I still struggle to understand it, but somewhere in the mid-00s we collectively decided that illegal things can be legalised if they happen via “an app”. A pirate taxi was something for law enforcement, but an app with a multi-national fleet of pirate taxis is a hundred billion dollar enterprise. Making your apartment a black market, unregulated hotel is a demi-monde operation – unless the transaction happens via a web page. And publishers are obliged to separate between fact and opinion, and are libel liable on top. But if they self-identify as a “medium” through which “people” can voice their “views”, it all goes out of the window. Predictably, most of us hugely enjoyed that opportunity for unprecedented power and think, to varying degrees, that this protects us as consumers, levels the playing field, democratises a sector, or whatever the story is this week. (Brits are particularly vulnerable here, having spent the last 25 years being told they also wield such random review power over the provision of public services, a whole another farce of an affair.)

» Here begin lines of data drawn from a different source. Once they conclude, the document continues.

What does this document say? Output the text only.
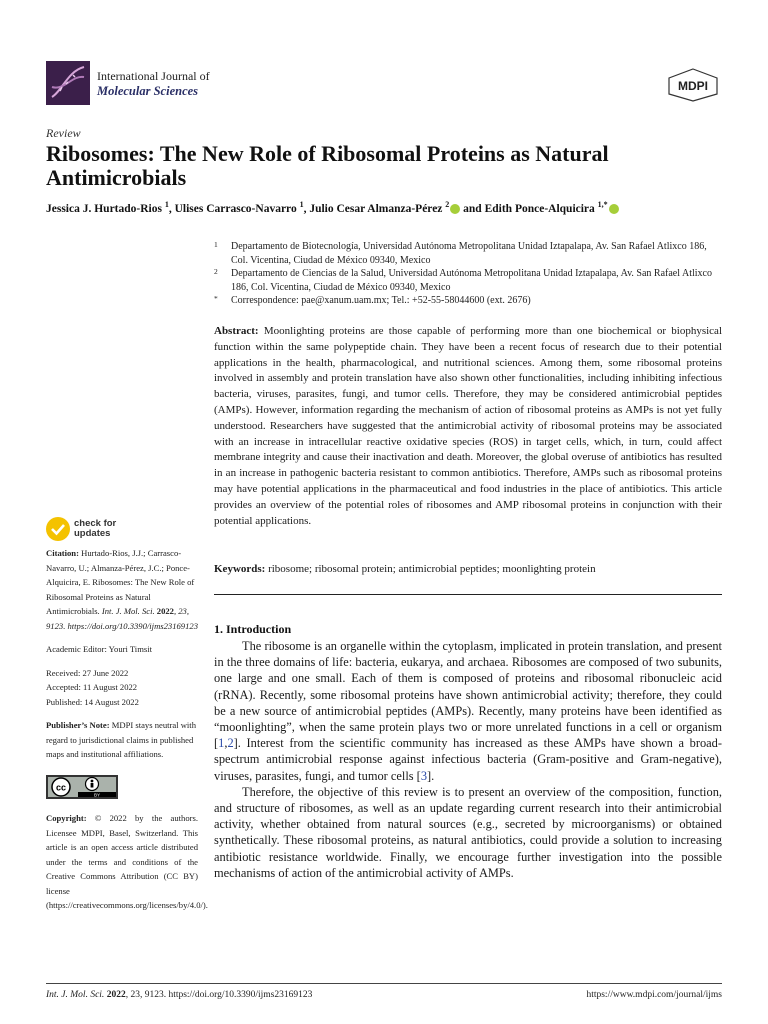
International Journal of
Molecular Sciences	MDPI
Review
Ribosomes: The New Role of Ribosomal Proteins as Natural Antimicrobials
Jessica J. Hurtado-Rios $^1$, Ulises Carrasco-Navarro $^1$, Julio Cesar Almanza-Pérez $^2$ and Edith Ponce-Alquicira $^{1,*}$
1 Departamento de Biotecnología, Universidad Autónoma Metropolitana Unidad Iztapalapa, Av. San Rafael Atlixco 186, Col. Vicentina, Ciudad de México 09340, Mexico
2 Departamento de Ciencias de la Salud, Universidad Autónoma Metropolitana Unidad Iztapalapa, Av. San Rafael Atlixco 186, Col. Vicentina, Ciudad de México 09340, Mexico
* Correspondence: pae@xanum.uam.mx; Tel.: +52-55-58044600 (ext. 2676)
Abstract: Moonlighting proteins are those capable of performing more than one biochemical or biophysical function within the same polypeptide chain. They have been a recent focus of research due to their potential applications in the health, pharmacological, and nutritional sciences. Among them, some ribosomal proteins involved in assembly and protein translation have also shown other functionalities, including inhibiting infectious bacteria, viruses, parasites, fungi, and tumor cells. Therefore, they may be considered antimicrobial peptides (AMPs). However, information regarding the mechanism of action of ribosomal proteins as AMPs is not yet fully understood. Researchers have suggested that the antimicrobial activity of ribosomal proteins may be associated with an increase in intracellular reactive oxidative species (ROS) in target cells, which, in turn, could affect membrane integrity and cause their inactivation and death. Moreover, the global overuse of antibiotics has resulted in an increase in pathogenic bacteria resistant to common antibiotics. Therefore, AMPs such as ribosomal proteins may have potential applications in the pharmaceutical and food industries in the place of antibiotics. This article provides an overview of the potential roles of ribosomes and AMP ribosomal proteins in conjunction with their potential applications.
Keywords: ribosome; ribosomal protein; antimicrobial peptides; moonlighting protein
1. Introduction

The ribosome is an organelle within the cytoplasm, implicated in protein translation, and present in the three domains of life: bacteria, eukarya, and archaea. Ribosomes are composed of two subunits, one large and one small. Each of them is composed of proteins and ribosomal ribonucleic acid (rRNA). Recently, some ribosomal proteins have shown antimicrobial activity; therefore, they could be a new source of antimicrobial peptides (AMPs). Recently, many proteins have been identified as “moonlighting”, when the same protein plays two or more unrelated functions in a cell or organism [1,2]. Interest from the scientific community has increased as these AMPs have shown a broad-spectrum antimicrobial response against infectious bacteria (Gram-positive and Gram-negative), viruses, parasites, fungi, and tumor cells [3].

Therefore, the objective of this review is to present an overview of the composition, function, and structure of ribosomes, as well as an update regarding current research into their antimicrobial activity, whether obtained from natural sources (e.g., secreted by microorganisms) or obtained synthetically. These ribosomal proteins, as natural antibiotics, could provide a solution to increasing antibiotic resistance worldwide. Finally, we encourage further investigation into the possible mechanisms of action of the antimicrobial activity of AMPs.

check for
updates
Citation: Hurtado-Rios, J.J.; Carrasco-Navarro, U.; Almanza-Pérez, J.C.; Ponce-Alquicira, E. Ribosomes: The New Role of Ribosomal Proteins as Natural Antimicrobials. Int. J. Mol. Sci. 2022, 23, 9123. https://doi.org/10.3390/ijms23169123
Academic Editor: Youri Timsit
Received: 27 June 2022
Accepted: 11 August 2022
Published: 14 August 2022
Publisher’s Note: MDPI stays neutral with regard to jurisdictional claims in published maps and institutional affiliations.
cc
BY
Copyright: © 2022 by the authors. Licensee MDPI, Basel, Switzerland. This article is an open access article distributed under the terms and conditions of the Creative Commons Attribution (CC BY) license (https://creativecommons.org/licenses/by/4.0/).
Int. J. Mol. Sci. 2022, 23, 9123. https://doi.org/10.3390/ijms23169123	https://www.mdpi.com/journal/ijms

So, to answer the original question, what does a customer owe an establishment before a public review? Nothing. They have paid their bill, and they’re spending their free time exercising a power they are being constantly told by society is their right. They are not a professional reviewer, and it is not their obligation to be knowledgeable, accurate, or even factually correct. They’re being actively and constantly encouraged to publish their “truth”. What is actually happening behind the scenes of course is that both them and the restaurant are being instrumentalised by the one business that actually profits out of that: the publishing platform. Which makes more money the higher the engagement, and the nastier the interaction, the higher the engagement. And is entirely unregulated.
As this opinion comes in a site which is no stranger to reviews, you might be wondering what the obligations of a professional reviewer are instead. An excellent adjacent question and one for another day.